Diferentemente de outros discursos que aderem entusiasmados ou constatam impotentes e “desbussolados” a desarticulação da ordem simbólica e o esfacelamento dos semblantes tradicionais no mundo globalizado, a psicanálise de orientação lacaniana soube dar um passo além no diagnóstico do mundo dito “pós-moderno”, ao reconhecer nesta desarticulação da ordem simbólica a instituição de outra ordem.

Miller, seguindo Lacan, pôde mostrar que no mundo contemporâneo, assistimos a uma desarticulação da ordem simbólica, mas esta desarticulação é efeito da instituição de outra ordem, ainda que se apresente de forma dispersa e desordenada.

Nesta nova ordem que se materializa com a globalização, Miller reconhece a estrutura do nãotodo lacaniano, pois se trata justamente de um Outro constituído pelo declínio da função de exceção dada pelo Nome-do-Pai.

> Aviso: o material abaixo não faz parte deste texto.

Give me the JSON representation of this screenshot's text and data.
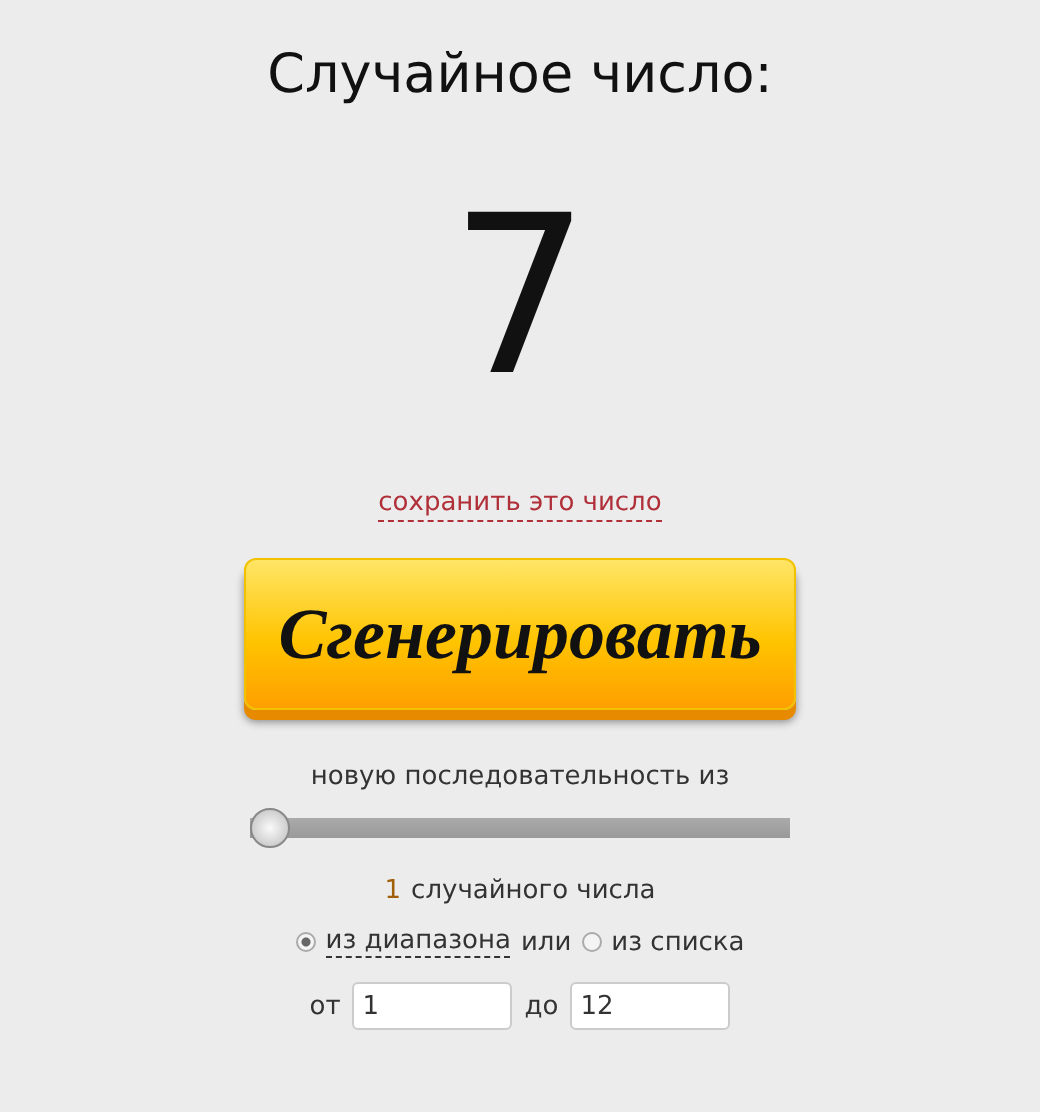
{
  "title": "Случайное число:",
  "result": "7",
  "save_link": "сохранить это число",
  "generate_button": "Сгенерировать",
  "sequence_label": "новую последовательность из",
  "slider": {
    "level": 0
  },
  "count": "1",
  "count_label": "случайного числа",
  "sources": [
    {
      "label": "из диапазона",
      "selected": true
    },
    {
      "label": "из списка",
      "selected": false
    }
  ],
  "joiner": "или",
  "range": {
    "from_label": "от",
    "from_value": "1",
    "to_label": "до",
    "to_value": "12"
  }
}
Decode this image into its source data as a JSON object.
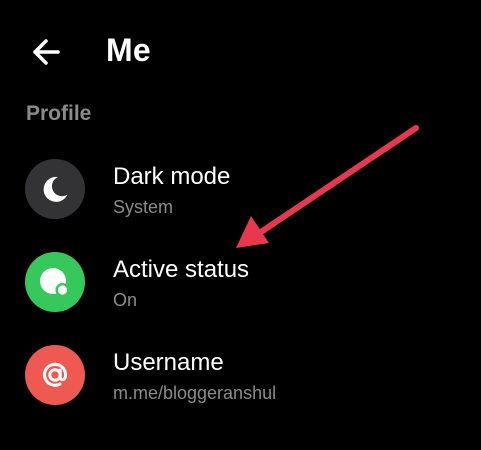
{
  "header": {
    "title": "Me",
    "back_icon": "arrow-left-icon"
  },
  "profile_section": {
    "label": "Profile",
    "items": [
      {
        "title": "Dark mode",
        "subtitle": "System",
        "icon": "moon-icon",
        "icon_bg": "#333336"
      },
      {
        "title": "Active status",
        "subtitle": "On",
        "icon": "active-status-icon",
        "icon_bg": "#36c85a"
      },
      {
        "title": "Username",
        "subtitle": "m.me/bloggeranshul",
        "icon": "at-sign-icon",
        "icon_bg": "#ee5a52"
      }
    ]
  },
  "annotation": {
    "arrow_color": "#e8384f"
  }
}
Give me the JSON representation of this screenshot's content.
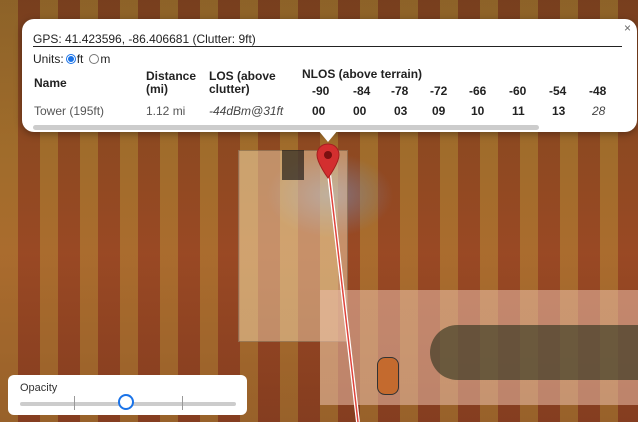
{
  "popup": {
    "gps_text": "GPS: 41.423596, -86.406681 (Clutter: 9ft)",
    "close_label": "×",
    "units": {
      "label": "Units:",
      "options": [
        "ft",
        "m"
      ],
      "selected": "ft"
    },
    "headers": {
      "name": "Name",
      "distance": [
        "Distance",
        "(mi)"
      ],
      "los": [
        "LOS (above",
        "clutter)"
      ],
      "nlos": "NLOS (above terrain)",
      "nlos_levels": [
        "-90",
        "-84",
        "-78",
        "-72",
        "-66",
        "-60",
        "-54",
        "-48"
      ]
    },
    "row": {
      "name": "Tower (195ft)",
      "distance": "1.12 mi",
      "los": "-44dBm@31ft",
      "nlos_values": [
        "00",
        "00",
        "03",
        "09",
        "10",
        "11",
        "13",
        "28"
      ]
    }
  },
  "opacity": {
    "label": "Opacity",
    "value": 0.5
  },
  "colors": {
    "accent": "#1a73e8",
    "marker": "#d32f2f"
  },
  "icons": {
    "marker": "map-pin-icon",
    "close": "close-icon"
  }
}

Este Outro nãotodo, teorizado por Lacan sobretudo em seu Seminário 20, se apresenta como disforme, disperso, inconsistente, sem limites e sem fronteiras.

Com o Nome-do-Pai em declínio vemos a ascensão do objeto a ao zênite social. Vivemos assim uma época em que o real do gozo predomina sobre o ideal e a normatividade social se impõe não mais pela disciplina, mas pelo modelo da escolha e do espetáculo.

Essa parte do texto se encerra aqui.